Community service – While the girls are home for the holidays they’re required to do 5-10 hours of community service, depending on what grade they’re in. Three students are on campus and are working on a grey water system that will take used water from sinks and showers and make it useable for trees and plants on campus.
Volunteer Maggie Gaughran gave six Daraja girls the opportunity to learn skills that can lead to immediate employment – training to become CPR instructors. The group was chosen based on their submission of a one-paragraph application explaining why the wanted to take the course. Here’s an excerpt from Alice N. and Teddy’s applications.
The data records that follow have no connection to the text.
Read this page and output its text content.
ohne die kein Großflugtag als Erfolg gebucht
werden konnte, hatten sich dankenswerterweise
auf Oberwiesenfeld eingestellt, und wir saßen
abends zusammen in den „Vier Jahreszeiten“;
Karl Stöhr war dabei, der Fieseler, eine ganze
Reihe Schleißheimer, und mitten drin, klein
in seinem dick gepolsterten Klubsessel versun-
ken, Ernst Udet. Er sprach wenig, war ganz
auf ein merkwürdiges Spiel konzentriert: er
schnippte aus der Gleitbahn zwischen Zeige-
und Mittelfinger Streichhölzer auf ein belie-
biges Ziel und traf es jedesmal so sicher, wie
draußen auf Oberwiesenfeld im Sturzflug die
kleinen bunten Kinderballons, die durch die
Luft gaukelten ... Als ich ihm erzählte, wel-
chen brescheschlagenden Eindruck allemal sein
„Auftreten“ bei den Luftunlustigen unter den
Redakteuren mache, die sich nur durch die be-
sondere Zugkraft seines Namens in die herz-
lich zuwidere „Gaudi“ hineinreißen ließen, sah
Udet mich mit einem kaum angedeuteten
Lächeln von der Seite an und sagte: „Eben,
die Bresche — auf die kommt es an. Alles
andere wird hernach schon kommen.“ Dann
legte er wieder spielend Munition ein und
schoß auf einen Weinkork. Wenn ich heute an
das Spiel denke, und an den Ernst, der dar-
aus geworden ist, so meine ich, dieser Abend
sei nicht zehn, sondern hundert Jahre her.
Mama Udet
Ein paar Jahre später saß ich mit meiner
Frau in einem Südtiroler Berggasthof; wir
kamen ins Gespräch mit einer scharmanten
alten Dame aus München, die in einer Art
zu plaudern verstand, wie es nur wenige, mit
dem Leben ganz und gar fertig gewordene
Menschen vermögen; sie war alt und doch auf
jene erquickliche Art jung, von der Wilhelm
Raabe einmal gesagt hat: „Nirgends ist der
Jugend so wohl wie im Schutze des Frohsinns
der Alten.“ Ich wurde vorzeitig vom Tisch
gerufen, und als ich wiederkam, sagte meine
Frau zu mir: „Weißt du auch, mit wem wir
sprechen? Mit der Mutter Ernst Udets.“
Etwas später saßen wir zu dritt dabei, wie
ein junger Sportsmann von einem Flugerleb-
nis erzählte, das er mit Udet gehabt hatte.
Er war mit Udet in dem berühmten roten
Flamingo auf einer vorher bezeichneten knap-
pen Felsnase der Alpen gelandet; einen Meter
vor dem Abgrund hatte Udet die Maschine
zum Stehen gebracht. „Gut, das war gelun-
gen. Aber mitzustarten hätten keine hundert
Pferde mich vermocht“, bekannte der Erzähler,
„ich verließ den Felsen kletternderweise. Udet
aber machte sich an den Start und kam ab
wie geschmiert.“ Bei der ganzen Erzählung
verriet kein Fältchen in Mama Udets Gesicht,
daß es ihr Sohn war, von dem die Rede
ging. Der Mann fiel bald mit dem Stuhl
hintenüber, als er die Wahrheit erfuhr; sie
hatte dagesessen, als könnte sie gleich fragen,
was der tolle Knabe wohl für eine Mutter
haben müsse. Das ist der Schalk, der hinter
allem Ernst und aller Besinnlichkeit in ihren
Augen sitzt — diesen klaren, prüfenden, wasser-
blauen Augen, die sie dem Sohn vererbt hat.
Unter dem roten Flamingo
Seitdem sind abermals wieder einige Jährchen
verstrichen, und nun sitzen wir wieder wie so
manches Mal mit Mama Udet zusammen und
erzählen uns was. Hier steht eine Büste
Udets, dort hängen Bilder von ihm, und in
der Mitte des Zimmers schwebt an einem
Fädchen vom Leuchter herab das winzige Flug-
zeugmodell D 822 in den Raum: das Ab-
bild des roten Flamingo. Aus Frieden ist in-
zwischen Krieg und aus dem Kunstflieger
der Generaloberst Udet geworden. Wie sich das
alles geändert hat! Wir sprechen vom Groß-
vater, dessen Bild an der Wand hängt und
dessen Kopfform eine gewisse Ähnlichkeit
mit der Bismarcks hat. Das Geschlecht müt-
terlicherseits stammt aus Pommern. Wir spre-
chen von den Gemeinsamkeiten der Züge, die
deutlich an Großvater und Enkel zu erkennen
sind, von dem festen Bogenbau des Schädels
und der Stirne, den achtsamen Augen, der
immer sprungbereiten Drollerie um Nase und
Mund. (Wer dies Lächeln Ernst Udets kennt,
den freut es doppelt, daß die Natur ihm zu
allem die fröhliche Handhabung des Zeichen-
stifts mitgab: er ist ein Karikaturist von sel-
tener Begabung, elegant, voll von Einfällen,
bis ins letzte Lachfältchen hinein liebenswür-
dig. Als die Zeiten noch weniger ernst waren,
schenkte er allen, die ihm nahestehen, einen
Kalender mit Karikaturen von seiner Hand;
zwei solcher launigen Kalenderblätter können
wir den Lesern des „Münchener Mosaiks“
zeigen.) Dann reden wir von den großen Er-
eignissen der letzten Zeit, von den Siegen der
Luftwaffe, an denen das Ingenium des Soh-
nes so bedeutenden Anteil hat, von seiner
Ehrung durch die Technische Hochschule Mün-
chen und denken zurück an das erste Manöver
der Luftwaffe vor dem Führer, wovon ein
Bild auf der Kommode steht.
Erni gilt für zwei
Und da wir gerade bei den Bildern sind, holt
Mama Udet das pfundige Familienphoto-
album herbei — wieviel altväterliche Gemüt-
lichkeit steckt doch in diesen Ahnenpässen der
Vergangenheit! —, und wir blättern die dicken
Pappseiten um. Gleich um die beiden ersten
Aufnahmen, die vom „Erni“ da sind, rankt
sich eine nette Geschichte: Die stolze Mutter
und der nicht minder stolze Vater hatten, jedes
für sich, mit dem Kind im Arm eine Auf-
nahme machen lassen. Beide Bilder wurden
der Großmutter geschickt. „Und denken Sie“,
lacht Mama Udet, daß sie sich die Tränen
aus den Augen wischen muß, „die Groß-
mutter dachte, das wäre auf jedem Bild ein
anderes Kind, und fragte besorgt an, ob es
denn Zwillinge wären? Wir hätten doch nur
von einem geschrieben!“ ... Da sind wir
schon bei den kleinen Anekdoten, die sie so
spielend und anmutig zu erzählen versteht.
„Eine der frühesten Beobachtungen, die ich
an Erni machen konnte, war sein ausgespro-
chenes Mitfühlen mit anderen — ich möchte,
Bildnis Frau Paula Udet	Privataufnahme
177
“When I was young I went to play with some other kids near the road – we witnessed a car accident. People were really injured and nobody in the crowd could help; they all stared. I have always held that dream of learning how to conduct first aid and also teach people so that if such a thing happened I could save a life. Daraja is a land of opportunities and I really want to learn CPR so I can have the skills and teach others.” -Alice N.
“I think learning CPR is important because it is applicable everywhere, as long as the place has the presence of man. As we humans are exposed to numerous health hazards – injuries, accidents and falling sick being just a few – so must we find the quickest means possible to save lives. It is my belief that knowledge of CPR is the greatest and quickest savior in such crucial situations, when even hospitals are out of reach.” -Teddy
Joyce and Carol from Form 1, Alice, Teddy and Joan from Form 2 and Mary K. from Form 3 successfully completed the program and taught their first CPR lesson to their classmates who had never learned CPR before.